بِسْمِ اللّٰهِ الرَّحْمٰنِ الرَّح۪يمِ
34:41 Dediler ki, "Sen yücesin, velimiz (dostumuz) onlar değil, Sensin. Hayır, onlar cinlere kulluk/hizmet ediyorlardı. Çokları onlara inanıyordu."
34:42 O gün biribirinize yarar ve zarar veremezsiniz. Zalimlere, "Yalanlamakta olduğunuz ateş azabını tadın," deriz.
34:43 Kendilerine apaçık ayetlerimiz okunduğunda, "Bu, kesinlikle, sizi atalarınızın kulluk/hizmet etme yolundan saptırmak isteyen bir adamdır." Dahası, "Bu uydurulmuş bir iftiradan başka bir şey değildir," dediler. İnkarcılar, kendilerine gelen gerçek için, "Besbelli, bu bir büyüdür," dediler.
34:44 Onlara, inceleyecekleri bir Kitap vermemiş ve senden önce onlara bir uyarıcı göndermemiştik.
34:45 Onlardan öncekiler yalanladılar. Halbuki onlara verilenlerin onda birine ulaşmamışlardı. Elçilerimi yalanladılar. Beni tanımamak da nasılmış?

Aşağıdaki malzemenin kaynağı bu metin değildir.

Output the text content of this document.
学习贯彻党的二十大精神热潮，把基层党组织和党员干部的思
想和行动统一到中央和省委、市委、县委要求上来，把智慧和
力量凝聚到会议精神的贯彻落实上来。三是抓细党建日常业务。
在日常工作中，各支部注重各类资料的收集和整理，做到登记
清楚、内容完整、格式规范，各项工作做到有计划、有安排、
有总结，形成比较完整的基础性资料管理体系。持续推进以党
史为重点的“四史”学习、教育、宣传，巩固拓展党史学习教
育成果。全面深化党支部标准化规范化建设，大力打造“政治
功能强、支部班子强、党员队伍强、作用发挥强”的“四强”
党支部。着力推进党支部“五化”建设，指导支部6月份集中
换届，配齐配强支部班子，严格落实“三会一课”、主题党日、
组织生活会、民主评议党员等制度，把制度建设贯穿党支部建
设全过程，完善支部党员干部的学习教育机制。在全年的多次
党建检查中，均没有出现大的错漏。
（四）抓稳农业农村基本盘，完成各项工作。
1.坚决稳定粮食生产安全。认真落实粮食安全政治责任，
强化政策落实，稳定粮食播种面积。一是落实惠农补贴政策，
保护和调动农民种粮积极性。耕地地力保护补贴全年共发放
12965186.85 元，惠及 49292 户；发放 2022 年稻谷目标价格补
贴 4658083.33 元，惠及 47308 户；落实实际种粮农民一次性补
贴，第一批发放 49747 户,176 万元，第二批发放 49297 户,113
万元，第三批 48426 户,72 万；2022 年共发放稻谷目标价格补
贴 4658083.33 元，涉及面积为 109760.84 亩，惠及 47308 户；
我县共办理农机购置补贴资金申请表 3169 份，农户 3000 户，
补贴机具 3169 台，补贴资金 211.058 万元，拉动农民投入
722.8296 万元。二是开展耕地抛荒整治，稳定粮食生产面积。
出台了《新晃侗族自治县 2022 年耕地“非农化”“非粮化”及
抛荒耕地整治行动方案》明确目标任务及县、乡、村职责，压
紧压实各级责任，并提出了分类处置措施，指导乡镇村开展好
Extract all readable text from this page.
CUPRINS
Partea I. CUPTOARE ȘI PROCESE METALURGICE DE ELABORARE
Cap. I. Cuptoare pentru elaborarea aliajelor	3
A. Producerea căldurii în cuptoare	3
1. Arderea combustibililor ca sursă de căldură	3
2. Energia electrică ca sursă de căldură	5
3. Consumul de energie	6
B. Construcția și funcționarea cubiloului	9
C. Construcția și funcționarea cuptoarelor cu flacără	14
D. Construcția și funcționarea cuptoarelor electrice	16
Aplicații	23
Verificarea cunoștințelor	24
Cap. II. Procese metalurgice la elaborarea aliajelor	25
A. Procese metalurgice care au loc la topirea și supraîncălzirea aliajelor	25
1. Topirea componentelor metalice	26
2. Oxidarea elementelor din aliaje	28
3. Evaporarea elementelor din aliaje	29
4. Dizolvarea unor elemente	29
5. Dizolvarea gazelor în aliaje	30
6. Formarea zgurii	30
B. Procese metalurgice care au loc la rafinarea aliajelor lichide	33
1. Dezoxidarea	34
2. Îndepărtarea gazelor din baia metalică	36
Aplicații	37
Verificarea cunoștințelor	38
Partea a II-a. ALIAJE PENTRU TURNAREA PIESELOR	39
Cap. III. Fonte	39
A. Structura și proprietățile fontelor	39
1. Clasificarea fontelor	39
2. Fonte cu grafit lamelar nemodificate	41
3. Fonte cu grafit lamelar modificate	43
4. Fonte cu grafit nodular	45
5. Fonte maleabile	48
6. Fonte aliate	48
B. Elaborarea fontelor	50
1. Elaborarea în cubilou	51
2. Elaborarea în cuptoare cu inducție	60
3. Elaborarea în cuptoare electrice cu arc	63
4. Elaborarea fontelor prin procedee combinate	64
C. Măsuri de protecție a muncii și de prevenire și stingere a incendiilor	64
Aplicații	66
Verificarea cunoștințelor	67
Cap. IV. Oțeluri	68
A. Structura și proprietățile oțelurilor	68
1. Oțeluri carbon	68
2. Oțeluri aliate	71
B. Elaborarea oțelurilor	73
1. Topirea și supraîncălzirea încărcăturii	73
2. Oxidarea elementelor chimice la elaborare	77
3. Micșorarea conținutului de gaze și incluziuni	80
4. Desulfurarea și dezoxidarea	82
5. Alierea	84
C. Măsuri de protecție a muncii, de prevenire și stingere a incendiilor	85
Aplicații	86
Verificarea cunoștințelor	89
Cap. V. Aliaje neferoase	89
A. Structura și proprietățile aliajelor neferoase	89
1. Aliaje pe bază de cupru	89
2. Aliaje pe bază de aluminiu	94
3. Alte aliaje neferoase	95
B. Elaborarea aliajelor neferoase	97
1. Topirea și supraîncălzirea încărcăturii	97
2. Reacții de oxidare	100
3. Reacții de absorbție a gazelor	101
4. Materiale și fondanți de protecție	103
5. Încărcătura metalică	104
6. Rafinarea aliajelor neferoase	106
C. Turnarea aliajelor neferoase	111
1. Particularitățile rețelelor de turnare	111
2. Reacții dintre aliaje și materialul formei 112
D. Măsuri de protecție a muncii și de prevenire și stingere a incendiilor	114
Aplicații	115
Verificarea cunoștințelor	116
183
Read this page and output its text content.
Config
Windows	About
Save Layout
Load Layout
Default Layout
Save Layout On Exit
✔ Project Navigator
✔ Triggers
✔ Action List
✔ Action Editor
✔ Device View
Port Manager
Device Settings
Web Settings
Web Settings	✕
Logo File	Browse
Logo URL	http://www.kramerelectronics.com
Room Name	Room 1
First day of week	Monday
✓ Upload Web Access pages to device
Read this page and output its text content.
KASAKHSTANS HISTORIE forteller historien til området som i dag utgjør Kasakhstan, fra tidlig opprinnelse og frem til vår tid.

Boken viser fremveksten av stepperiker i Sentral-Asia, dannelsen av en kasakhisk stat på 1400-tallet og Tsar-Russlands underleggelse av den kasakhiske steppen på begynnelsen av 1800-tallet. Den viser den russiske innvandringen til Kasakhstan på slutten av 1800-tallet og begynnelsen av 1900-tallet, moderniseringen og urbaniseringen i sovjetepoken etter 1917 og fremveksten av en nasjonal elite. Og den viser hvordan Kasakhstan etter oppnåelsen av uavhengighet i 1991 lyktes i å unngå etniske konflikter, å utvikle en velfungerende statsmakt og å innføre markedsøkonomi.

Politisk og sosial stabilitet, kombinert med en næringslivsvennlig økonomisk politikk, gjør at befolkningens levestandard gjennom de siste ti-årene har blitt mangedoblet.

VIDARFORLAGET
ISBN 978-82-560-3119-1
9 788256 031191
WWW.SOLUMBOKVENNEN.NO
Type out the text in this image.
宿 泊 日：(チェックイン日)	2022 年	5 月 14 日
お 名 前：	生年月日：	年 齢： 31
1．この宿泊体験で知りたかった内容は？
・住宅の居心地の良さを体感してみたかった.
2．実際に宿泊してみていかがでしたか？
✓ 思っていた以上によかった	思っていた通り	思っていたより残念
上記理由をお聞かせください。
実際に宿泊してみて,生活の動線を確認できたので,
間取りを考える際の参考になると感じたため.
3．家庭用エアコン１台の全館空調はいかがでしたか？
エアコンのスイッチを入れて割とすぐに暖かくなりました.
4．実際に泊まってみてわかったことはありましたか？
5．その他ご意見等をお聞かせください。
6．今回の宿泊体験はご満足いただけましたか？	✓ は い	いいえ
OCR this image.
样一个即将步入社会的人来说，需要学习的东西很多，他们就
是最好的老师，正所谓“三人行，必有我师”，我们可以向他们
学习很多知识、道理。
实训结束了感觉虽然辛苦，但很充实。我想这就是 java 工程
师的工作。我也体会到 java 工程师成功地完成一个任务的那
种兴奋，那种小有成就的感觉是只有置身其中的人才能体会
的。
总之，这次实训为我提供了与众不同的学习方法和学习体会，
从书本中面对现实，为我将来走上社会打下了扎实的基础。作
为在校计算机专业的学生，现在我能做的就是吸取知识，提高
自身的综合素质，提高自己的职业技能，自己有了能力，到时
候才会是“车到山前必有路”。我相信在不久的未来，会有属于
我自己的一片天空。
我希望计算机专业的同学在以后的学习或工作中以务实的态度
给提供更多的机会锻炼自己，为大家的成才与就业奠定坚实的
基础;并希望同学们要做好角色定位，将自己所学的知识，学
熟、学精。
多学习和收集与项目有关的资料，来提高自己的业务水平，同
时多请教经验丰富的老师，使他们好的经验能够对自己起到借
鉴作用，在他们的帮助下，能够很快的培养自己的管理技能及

34:46 De ki, "Size bir tek öğüdüm var: Allah için ikişer ikişer, yahut teker teker kalkın, sonra düşünün. Sizin arkadaşınızda bir delilik yoktur. O sadece, çetin bir cezadan önce sizi uyaran birisidir."
34:47 De ki, "Ben sizden her hangi bir ücret istemiyorum; o sizin olsun. Benim ücretim ancak Allah'tandır. O her şeye Tanıktır."
34:49 De ki, "Gerçek gelmiştir; batıl ise ne yeni bir şeyi başlatabilir, ne de tekrarlayabilir."
34:50 De ki, "Saparsam, kendi kusurumdandır, yolu bulursam Rabbimin bana vahyetmesindendir. O İşitendir, Bilendir."
34:51 Korkuya kapıldıkları anı bir görsen; kaçamazlar; yakın bir yerden yakalanmışlardır.
34:53 Halbuki daha önce onu yalanlamışlardı. Bilgileri olmayan konularda uzaktan atıp tutuyorlardı.
34:54 Sonunda, arzuladıkları şeylerden yoksun bırakılırlar. Kendilerinden önceki benzerlerine de aynı şey yapılmıştı. Onlar aşırı bir kuşku içinde idiler.